Screenshot of multiple human and animal emoji arranged in a zoo
A Tiny Zoo emoji zoo
In the Bot Collection you created, one of the bots highlighted is @everyword—a bot that tweeted every word in the English dictionary, every day between 2007 until 2014, when it ran out. In your editorial statement, you mentioned the interactive opportunities for followers of @everyword, such as the words becoming recontextualized as it appears in each user's individual timeline, as well as words spurring Twitter discussions. @everyword was also published into a PDF book. What unique interactive opportunities does a PDF provide that are different from the digital, Twitter bot version? In short, what is the point of creating a PDF?
The print and ebook version of @everyword is the culmination of the bot driven project because it documents the Twitter publication and reception (in Favorites and Retweets) for every word. It also lists the most favorited and retweeted words (the top three are “weed,” “vagina,” and “sex”—make what you will of that). The book has a great introduction by its author Allison Parrish (2015) that discusses, among many things, the computational plot twist at the end of the bot’s mission. Most importantly, it comes full circle back to what informed the original word listing: a book.
In your interview with Litteraturtidsskriftet LASSO, you mention that the ♥︎ symbol “is a graphical element that has entered language at a foundational level." Any other symbols come to mind that have made a similar entry in the last decade or so into all (or most) languages?
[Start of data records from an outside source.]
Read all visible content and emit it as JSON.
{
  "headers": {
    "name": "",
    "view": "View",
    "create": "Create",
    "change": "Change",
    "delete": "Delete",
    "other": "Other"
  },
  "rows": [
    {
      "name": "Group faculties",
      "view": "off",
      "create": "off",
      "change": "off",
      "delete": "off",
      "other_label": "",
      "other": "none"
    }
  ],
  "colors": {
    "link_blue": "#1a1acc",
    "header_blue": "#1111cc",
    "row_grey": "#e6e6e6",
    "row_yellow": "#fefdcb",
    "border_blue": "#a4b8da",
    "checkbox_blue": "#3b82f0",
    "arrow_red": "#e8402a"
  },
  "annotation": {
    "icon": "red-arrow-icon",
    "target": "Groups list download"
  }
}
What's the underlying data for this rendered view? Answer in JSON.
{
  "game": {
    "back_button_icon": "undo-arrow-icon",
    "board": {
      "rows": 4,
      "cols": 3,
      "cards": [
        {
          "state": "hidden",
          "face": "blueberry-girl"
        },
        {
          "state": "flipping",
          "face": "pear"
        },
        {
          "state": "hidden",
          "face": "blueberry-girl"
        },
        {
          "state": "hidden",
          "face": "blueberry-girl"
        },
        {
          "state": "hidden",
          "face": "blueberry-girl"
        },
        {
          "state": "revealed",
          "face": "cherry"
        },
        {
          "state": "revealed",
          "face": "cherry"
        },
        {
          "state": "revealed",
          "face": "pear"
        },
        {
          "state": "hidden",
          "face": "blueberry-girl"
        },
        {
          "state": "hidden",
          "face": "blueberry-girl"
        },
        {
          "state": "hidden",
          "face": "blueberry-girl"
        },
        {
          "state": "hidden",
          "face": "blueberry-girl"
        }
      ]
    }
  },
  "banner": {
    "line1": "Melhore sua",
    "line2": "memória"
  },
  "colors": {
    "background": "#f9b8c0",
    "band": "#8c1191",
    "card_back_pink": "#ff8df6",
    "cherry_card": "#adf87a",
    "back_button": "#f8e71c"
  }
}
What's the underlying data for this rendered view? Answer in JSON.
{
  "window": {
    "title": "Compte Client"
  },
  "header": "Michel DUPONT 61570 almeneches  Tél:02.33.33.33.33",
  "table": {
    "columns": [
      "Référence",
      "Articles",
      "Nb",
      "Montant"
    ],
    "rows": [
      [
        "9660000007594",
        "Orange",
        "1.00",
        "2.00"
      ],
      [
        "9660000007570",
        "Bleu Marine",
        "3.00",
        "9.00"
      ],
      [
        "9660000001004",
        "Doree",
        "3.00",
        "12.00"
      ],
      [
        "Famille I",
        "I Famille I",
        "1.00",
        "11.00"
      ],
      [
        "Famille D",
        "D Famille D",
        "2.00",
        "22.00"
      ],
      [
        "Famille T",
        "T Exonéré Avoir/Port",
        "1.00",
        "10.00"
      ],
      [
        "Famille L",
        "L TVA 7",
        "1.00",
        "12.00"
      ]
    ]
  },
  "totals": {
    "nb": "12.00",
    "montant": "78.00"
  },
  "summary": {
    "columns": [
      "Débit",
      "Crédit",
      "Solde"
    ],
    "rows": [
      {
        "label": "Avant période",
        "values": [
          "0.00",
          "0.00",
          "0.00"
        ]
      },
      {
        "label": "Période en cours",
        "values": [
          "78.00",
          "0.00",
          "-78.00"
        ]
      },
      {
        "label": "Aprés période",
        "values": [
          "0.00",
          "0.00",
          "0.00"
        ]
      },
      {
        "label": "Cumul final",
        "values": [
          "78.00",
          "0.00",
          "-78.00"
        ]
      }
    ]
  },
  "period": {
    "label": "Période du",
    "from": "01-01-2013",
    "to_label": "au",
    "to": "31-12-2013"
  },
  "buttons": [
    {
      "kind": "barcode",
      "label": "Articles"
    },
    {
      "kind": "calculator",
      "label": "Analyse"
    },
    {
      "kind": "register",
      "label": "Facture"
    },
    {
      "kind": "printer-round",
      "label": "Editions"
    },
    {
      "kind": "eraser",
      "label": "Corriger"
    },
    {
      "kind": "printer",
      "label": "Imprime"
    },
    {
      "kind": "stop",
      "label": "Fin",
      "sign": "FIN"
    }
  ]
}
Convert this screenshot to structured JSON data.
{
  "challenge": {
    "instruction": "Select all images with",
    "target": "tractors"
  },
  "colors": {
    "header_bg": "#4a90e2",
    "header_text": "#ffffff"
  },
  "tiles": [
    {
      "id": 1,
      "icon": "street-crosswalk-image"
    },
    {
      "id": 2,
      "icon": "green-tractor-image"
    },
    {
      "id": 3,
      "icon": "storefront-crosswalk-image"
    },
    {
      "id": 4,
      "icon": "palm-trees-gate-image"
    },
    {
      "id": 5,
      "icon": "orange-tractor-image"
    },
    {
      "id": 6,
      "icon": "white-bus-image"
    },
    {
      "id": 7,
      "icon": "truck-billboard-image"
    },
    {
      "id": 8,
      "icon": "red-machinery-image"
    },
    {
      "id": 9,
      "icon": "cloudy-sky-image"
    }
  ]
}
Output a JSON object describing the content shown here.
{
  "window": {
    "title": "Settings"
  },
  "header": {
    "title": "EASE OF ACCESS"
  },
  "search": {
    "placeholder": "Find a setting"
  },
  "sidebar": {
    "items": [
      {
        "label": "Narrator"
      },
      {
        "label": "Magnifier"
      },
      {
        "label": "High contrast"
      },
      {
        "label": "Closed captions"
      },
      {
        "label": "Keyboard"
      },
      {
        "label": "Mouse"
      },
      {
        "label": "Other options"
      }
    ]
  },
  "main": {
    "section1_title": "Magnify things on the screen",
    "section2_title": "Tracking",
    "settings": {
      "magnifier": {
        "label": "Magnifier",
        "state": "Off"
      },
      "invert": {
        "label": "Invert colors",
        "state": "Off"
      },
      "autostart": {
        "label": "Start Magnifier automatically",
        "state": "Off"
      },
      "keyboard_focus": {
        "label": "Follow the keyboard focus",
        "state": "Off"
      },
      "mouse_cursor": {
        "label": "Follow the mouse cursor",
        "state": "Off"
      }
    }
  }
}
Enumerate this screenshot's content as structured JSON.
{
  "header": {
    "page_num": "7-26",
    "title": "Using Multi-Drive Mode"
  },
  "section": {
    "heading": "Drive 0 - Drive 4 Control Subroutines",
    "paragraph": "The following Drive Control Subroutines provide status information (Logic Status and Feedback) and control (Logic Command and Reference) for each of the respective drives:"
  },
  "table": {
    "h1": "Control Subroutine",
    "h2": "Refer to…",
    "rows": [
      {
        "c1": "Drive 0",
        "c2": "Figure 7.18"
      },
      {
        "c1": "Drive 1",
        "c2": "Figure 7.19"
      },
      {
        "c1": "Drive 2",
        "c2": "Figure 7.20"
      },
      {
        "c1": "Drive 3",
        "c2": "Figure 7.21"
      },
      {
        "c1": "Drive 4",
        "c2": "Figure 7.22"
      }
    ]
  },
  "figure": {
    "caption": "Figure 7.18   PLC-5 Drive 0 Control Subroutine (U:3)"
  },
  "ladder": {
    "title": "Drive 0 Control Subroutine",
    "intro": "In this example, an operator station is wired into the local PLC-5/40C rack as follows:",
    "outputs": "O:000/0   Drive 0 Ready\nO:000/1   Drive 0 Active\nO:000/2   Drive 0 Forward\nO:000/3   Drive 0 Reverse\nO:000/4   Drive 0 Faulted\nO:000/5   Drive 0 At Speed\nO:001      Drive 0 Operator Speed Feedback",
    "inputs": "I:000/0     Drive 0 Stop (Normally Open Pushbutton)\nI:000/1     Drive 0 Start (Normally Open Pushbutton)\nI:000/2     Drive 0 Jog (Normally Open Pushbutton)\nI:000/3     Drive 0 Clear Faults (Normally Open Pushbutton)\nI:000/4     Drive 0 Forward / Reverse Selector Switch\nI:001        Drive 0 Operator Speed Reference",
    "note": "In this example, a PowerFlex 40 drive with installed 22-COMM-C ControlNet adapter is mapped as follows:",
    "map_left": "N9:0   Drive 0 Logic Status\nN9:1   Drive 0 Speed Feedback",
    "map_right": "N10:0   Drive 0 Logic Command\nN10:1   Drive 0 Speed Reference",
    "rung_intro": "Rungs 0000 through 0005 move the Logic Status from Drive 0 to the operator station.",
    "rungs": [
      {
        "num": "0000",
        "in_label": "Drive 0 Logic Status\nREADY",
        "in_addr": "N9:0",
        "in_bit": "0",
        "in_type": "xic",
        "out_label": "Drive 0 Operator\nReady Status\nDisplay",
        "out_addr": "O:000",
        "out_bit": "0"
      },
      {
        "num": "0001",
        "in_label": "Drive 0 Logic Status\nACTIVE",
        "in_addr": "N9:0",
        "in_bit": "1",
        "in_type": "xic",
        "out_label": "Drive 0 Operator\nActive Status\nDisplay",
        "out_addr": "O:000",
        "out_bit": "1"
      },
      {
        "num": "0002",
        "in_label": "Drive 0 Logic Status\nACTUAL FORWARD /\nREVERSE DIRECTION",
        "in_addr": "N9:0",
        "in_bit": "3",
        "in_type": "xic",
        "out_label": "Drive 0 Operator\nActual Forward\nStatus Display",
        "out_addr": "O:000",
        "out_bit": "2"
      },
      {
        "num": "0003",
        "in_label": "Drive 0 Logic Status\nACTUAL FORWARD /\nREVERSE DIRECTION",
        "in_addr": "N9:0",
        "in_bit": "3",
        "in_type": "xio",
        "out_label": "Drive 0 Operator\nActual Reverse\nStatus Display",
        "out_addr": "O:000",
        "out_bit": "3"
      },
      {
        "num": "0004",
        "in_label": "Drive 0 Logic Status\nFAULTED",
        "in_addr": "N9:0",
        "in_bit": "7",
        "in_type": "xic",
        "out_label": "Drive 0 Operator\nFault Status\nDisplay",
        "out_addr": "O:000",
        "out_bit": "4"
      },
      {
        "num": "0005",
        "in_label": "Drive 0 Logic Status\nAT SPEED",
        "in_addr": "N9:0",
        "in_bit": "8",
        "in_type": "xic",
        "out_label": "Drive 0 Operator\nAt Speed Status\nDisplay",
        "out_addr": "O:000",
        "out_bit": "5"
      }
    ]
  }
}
If you don’t mind, I will respond to this question with emoji. ℹ︎ ❤️ 💻 ☞ 🤖 👍 👀💡💾 🇵🇷
If you could use the archives of any celebrity Twitter feed to create a bot with, whose would you use and what would you want the bot to look like or do? (Ex: KimKierkegaardashian)
Hmmm. The tricky thing about Twitter feeds is that they tend to be as varied and inconsistent in their writing tone and topics. To have a good corpus to work with, you need a consistent performance of a celebrity: something that can be elevated to an idea that you can amplify, modify, or push against. So I think I’d go for someone like Donald Trump’s Twitter feed, which is so absurd in its ideas and slogans that it’s just begging to be mocked or somehow subverted. How to do so effectively also has its challenges, but a first stab could be to run it through a Markov chain generator, or invert its syntax to produce Yoda-like language, or run an Oulipian N+7 operation, translate it into another language and back to English to create weird synonyms, or cut it into lines to transform it into different poetic forms, or really any operation that can stress test his language and draw attention to its ideology and absurdities.

Bots are quite good for this kind of activism, as can be seen with Erowid Sarah Palin which uses a Markov chain generator to mash up Sarah Palin’s speeches and erowid trip narratives, satirizing her bizzarely, incoherent speeches.
Screenshot of Erowid Sarah Palin Twitter profile page
Erowid Sarah Palin Twitter page
Thanks, Leo, for a very fun and insightful interview!